At the end of the meal we received 2 additional surprises. First, even though I knew that I wouldn't be paying (my friend was taking care of the bill to pay me back for another recent meal at which I treated), it turns out that our entire meal was comped. My friend does some occasional work for The Homestead (the hotel in which Quince is located). From time to time, he told me, they discount his tabs but he'd never had them take care of the entire bill. We didn't know exactly what to do and asked if we could pay. We were told that the "comp order" came from the top and that it was non-negotiable. So, we left a tip equal to about 50% of what the bill would have been and hoped it would be enough. I want to stress that I absolutely loved this meal and would have come here and written about it regardless of what we were charged. I felt no obligation to report other than that of wanting to share what I thought was a great dining experience -- the best one I can remember ever having at Quince...and I've had some great meals at Quince.
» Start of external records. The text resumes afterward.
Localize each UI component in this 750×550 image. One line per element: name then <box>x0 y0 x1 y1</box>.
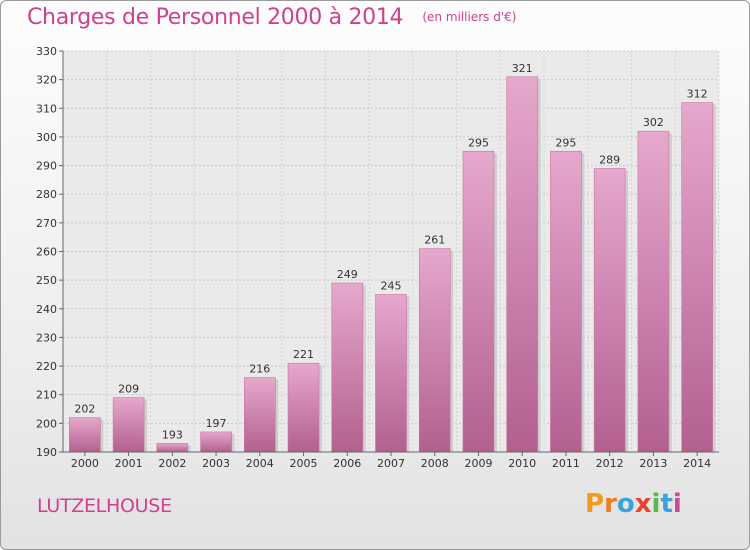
bar <box>681 102 713 453</box>
bar <box>331 282 364 453</box>
logo-letter: x <box>634 489 652 519</box>
bar-value-label: 193 <box>162 428 183 441</box>
x-tick-label: 2003 <box>202 457 230 470</box>
bar-value-label: 261 <box>424 234 445 247</box>
title-row: Charges de Personnel 2000 à 2014 (en mil… <box>27 5 516 30</box>
bar <box>550 150 582 453</box>
bar-value-label: 295 <box>555 136 576 149</box>
bar <box>156 443 189 453</box>
y-tick-label: 260 <box>36 246 57 259</box>
x-tick-label: 2012 <box>596 457 624 470</box>
chart-title: Charges de Personnel 2000 à 2014 <box>27 5 404 30</box>
x-tick-label: 2005 <box>290 457 318 470</box>
proxiti-logo[interactable]: Proxiti <box>585 489 682 519</box>
x-tick-label: 2009 <box>464 457 492 470</box>
y-tick-label: 240 <box>36 303 57 316</box>
bar <box>418 248 451 453</box>
logo-letter: i <box>651 489 661 519</box>
bar-value-label: 221 <box>293 348 314 361</box>
logo-letter: o <box>616 489 635 519</box>
y-tick-label: 310 <box>36 102 57 115</box>
x-tick-label: 2006 <box>333 457 361 470</box>
bar <box>112 397 145 453</box>
x-tick-label: 2004 <box>246 457 274 470</box>
bar-value-label: 249 <box>337 268 358 281</box>
x-tick-label: 2000 <box>71 457 99 470</box>
y-tick-label: 300 <box>36 131 57 144</box>
bar <box>69 417 101 453</box>
bar <box>462 150 495 453</box>
x-tick-label: 2002 <box>158 457 186 470</box>
bar-value-label: 321 <box>512 62 533 75</box>
y-tick-label: 330 <box>36 45 57 58</box>
y-tick-label: 320 <box>36 74 57 87</box>
x-tick-label: 2008 <box>421 457 449 470</box>
bar-value-label: 289 <box>599 153 620 166</box>
bar-value-label: 209 <box>118 383 139 396</box>
bar <box>506 76 539 453</box>
bar <box>593 168 626 453</box>
bar <box>244 377 276 453</box>
logo-letter: t <box>660 489 673 519</box>
chart-subtitle: (en milliers d'€) <box>422 10 517 24</box>
bar-value-label: 197 <box>206 417 227 430</box>
x-tick-label: 2001 <box>115 457 143 470</box>
bar-value-label: 202 <box>74 403 95 416</box>
y-tick-label: 290 <box>36 160 57 173</box>
y-tick-label: 190 <box>36 446 57 459</box>
bar-value-label: 302 <box>643 116 664 129</box>
x-tick-label: 2010 <box>508 457 536 470</box>
y-tick-label: 220 <box>36 360 57 373</box>
y-tick-label: 210 <box>36 389 57 402</box>
bar <box>375 294 407 453</box>
x-tick-label: 2013 <box>639 457 667 470</box>
y-tick-label: 270 <box>36 217 57 230</box>
bar-value-label: 295 <box>468 136 489 149</box>
bar <box>637 130 670 453</box>
bar-layer: 202 209 193 197 216 221 249 245 261 295 321 295 289 3… <box>69 62 716 453</box>
bar <box>200 431 232 453</box>
y-tick-label: 200 <box>36 417 57 430</box>
x-tick-label: 2007 <box>377 457 405 470</box>
bar-value-label: 216 <box>249 363 270 376</box>
bar <box>287 362 320 453</box>
axis-layer: 190 200 210 220 230 240 250 260 270 280 290 300 310 3… <box>36 45 719 470</box>
bar-value-label: 245 <box>381 279 402 292</box>
y-tick-label: 250 <box>36 274 57 287</box>
x-tick-label: 2014 <box>683 457 711 470</box>
commune-name: LUTZELHOUSE <box>37 495 172 517</box>
y-tick-label: 230 <box>36 331 57 344</box>
logo-letter: P <box>585 489 605 519</box>
bar-value-label: 312 <box>687 88 708 101</box>
x-tick-label: 2011 <box>552 457 580 470</box>
logo-letter: r <box>604 489 617 519</box>
logo-letter: i <box>672 489 682 519</box>
y-tick-label: 280 <box>36 188 57 201</box>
The second surprise was that chef Motto wasn't even in the house on this night. Our entire meal was prepared by Sous Chef Josef Dugolenski, who can really throw down. I am of the firm belief that a great chef doesn't need to be in the kitchen for that kitchen to turn out truly representative food. A great chef is a leader whose team can complete their mission with or without him or her. This is certainly the case at Quince, especially, it seems, with Mr. Dugolenski in the kitchen. Now clearly, many of the dishes we enjoyed were of chef Motto's creation but the execution of those dishes -- and the improvisations on them -- were all from the hand and mind of Mr. Dogulenski, and I'm delighted to have experienced his imagination so intimately and intensely on this particular night.
It had been a while since I'd been to Quince. The friend with whom I shared this meal had told me in advance that Quince was really doing some great things these days. He couldn't have been more accurate and I look forward to getting back there asap.